How to read file with mixed data type into a numpy array in Python?
I'm a new python learner. I'm trying to read an existing file with mixed data type into a numpy array.
The content of file data.txt (if comma is not a good symbol, it can be replaced by space):
,'A','B','C','D'
'A', 0, 3, 5, -1
'B', 3, 0, 1, 6
'C', 5, 1, 0, 2
'D', -1, 6, 2, 0
The expected output numpy array is as follows:
array([[None,'A','B','C','D'],
['A', 0, 3, 5, -1 ],
['B', 3, 0, 1, 6 ],
['C', 5, 1, 0, 2 ],
['D', -1, 6, 2, 0 ]])
You could use pandas.read_csv
:
>>> import pandas as pd
>>> df = pd.read_csv('data.txt', index_col=0, sep=',')
>>> print(df)
'A' 'B' 'C' 'D'
'A' 0 3 5 -1
'B' 3 0 1 6
'C' 5 1 0 2
'D' -1 6 2 0
You can then access the underlying array with .values
:
>>> df.values
array([[ 0, 3, 5, -1],
[ 3, 0, 1, 6],
[ 5, 1, 0, 2],
[-1, 6, 2, 0]], dtype=int64)
At least to my knowledge it's not possible to read that file into a plain (not-object) 2D array because a record array requires that any column follows the same types.
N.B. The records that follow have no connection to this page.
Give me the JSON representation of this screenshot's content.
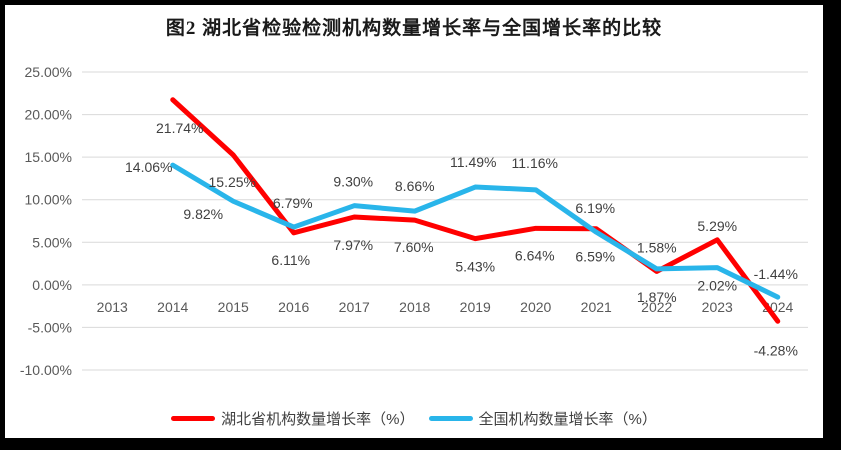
{
  "title": "图2  湖北省检验检测机构数量增长率与全国增长率的比较",
  "colors": {
    "hubei_line": "#FF0000",
    "national_line": "#29B5EA",
    "gridline": "#D9D9D9",
    "axis_text": "#595959",
    "data_label_text": "#404040",
    "frame": "#000000",
    "background": "#FFFFFF"
  },
  "legend": {
    "items": [
      {
        "label": "湖北省机构数量增长率（%）",
        "color": "#FF0000"
      },
      {
        "label": "全国机构数量增长率（%）",
        "color": "#29B5EA"
      }
    ]
  },
  "chart_data": {
    "type": "line",
    "title": "图2  湖北省检验检测机构数量增长率与全国增长率的比较",
    "categories": [
      "2013",
      "2014",
      "2015",
      "2016",
      "2017",
      "2018",
      "2019",
      "2020",
      "2021",
      "2022",
      "2023",
      "2024"
    ],
    "xlabel": "",
    "ylabel": "",
    "ylim": [
      -10,
      25
    ],
    "grid": true,
    "legend_position": "bottom",
    "y_ticks": [
      {
        "value": 25,
        "label": "25.00%"
      },
      {
        "value": 20,
        "label": "20.00%"
      },
      {
        "value": 15,
        "label": "15.00%"
      },
      {
        "value": 10,
        "label": "10.00%"
      },
      {
        "value": 5,
        "label": "5.00%"
      },
      {
        "value": 0,
        "label": "0.00%"
      },
      {
        "value": -5,
        "label": "-5.00%"
      },
      {
        "value": -10,
        "label": "-10.00%"
      }
    ],
    "series": [
      {
        "name": "湖北省机构数量增长率（%）",
        "color": "#FF0000",
        "values": [
          null,
          21.74,
          15.25,
          6.11,
          7.97,
          7.6,
          5.43,
          6.64,
          6.59,
          1.58,
          5.29,
          -4.28
        ],
        "labels": [
          null,
          "21.74%",
          "15.25%",
          "6.11%",
          "7.97%",
          "7.60%",
          "5.43%",
          "6.64%",
          "6.59%",
          "1.58%",
          "5.29%",
          "-4.28%"
        ],
        "label_dx": [
          0,
          7,
          -1,
          -3,
          -1,
          -1,
          0,
          -1,
          -1,
          0,
          0,
          -2
        ],
        "label_dy": [
          0,
          28,
          27,
          27,
          28,
          27,
          28,
          27,
          28,
          -24,
          -14,
          29
        ]
      },
      {
        "name": "全国机构数量增长率（%）",
        "color": "#29B5EA",
        "values": [
          null,
          14.06,
          9.82,
          6.79,
          9.3,
          8.66,
          11.49,
          11.16,
          6.19,
          1.87,
          2.02,
          -1.44
        ],
        "labels": [
          null,
          "14.06%",
          "9.82%",
          "6.79%",
          "9.30%",
          "8.66%",
          "11.49%",
          "11.16%",
          "6.19%",
          "1.87%",
          "2.02%",
          "-1.44%"
        ],
        "label_dx": [
          0,
          -24,
          -30,
          -1,
          -1,
          0,
          -2,
          -1,
          -1,
          0,
          0,
          -2
        ],
        "label_dy": [
          0,
          2,
          13,
          -24,
          -24,
          -25,
          -25,
          -27,
          -24,
          28,
          18,
          -23
        ]
      }
    ]
  }
}
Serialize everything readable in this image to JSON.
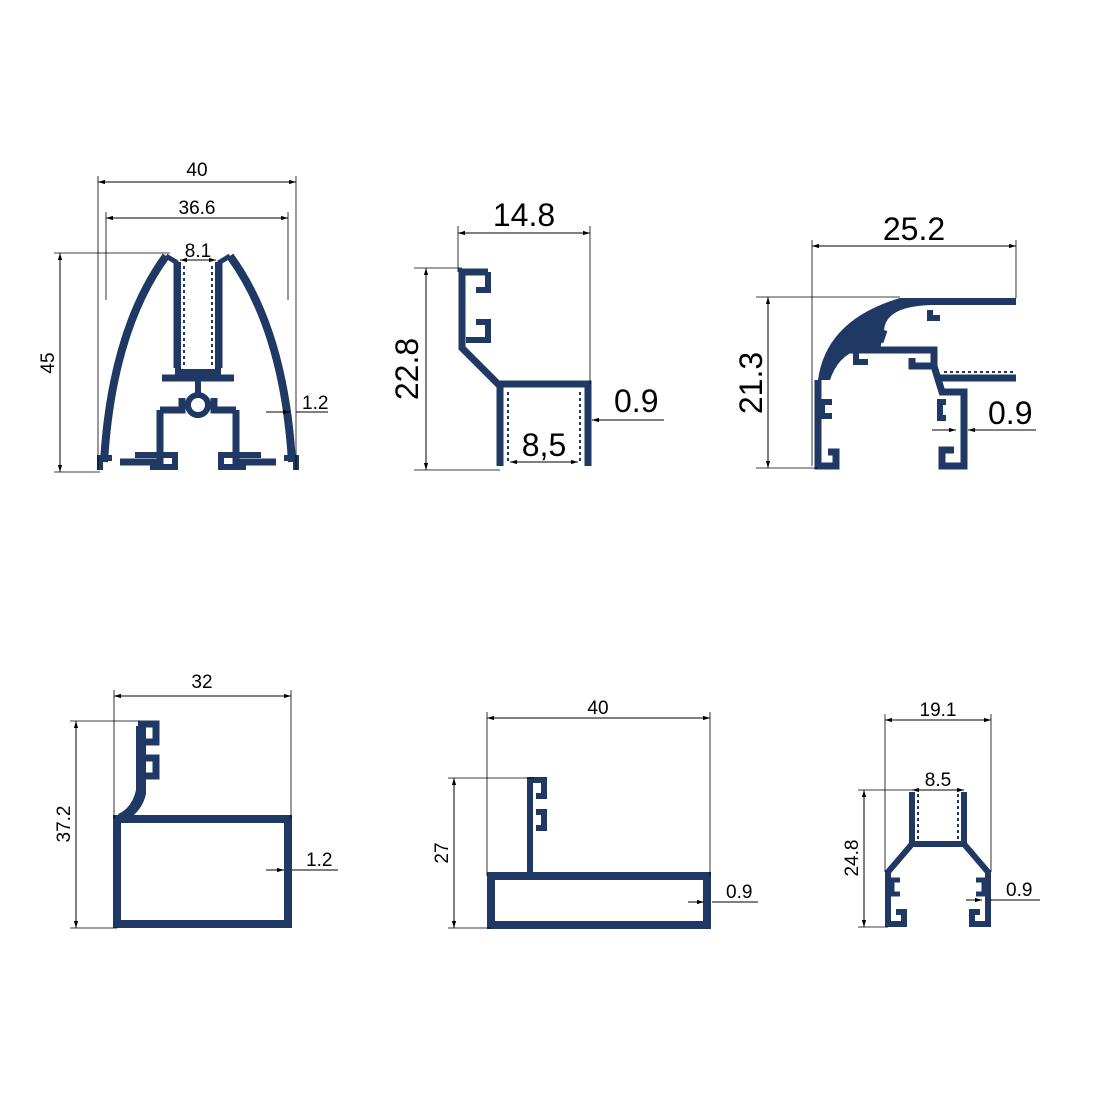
{
  "colors": {
    "profile": "#1f3864",
    "dimension": "#000000",
    "background": "#ffffff"
  },
  "profiles": [
    {
      "id": "profile-1",
      "width": "40",
      "inner_width": "36.6",
      "slot": "8.1",
      "height": "45",
      "wall": "1.2"
    },
    {
      "id": "profile-2",
      "width": "14.8",
      "height": "22.8",
      "inner": "8,5",
      "wall": "0.9"
    },
    {
      "id": "profile-3",
      "width": "25.2",
      "height": "21.3",
      "wall": "0.9"
    },
    {
      "id": "profile-4",
      "width": "32",
      "height": "37.2",
      "wall": "1.2"
    },
    {
      "id": "profile-5",
      "width": "40",
      "height": "27",
      "wall": "0.9"
    },
    {
      "id": "profile-6",
      "width": "19.1",
      "inner": "8.5",
      "height": "24.8",
      "wall": "0.9"
    }
  ]
}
While it could work for the second-last row (str, int, int, int, int)
it couldn't work for the first row (NoneType, str, str, str, str)
. At least with pandas you can interpret the first row and first column as indices which can have a different type.
However if you don't need the first row and column you could use np.loadtxt
:
>>> import numpy as np
>>> np.loadtxt('myfile.txt', delimiter=',', skiprows=1, usecols=[1,2,3,4], dtype=int)
array([[ 0, 3, 5, -1],
[ 3, 0, 1, 6],
[ 5, 1, 0, 2],
[-1, 6, 2, 0]])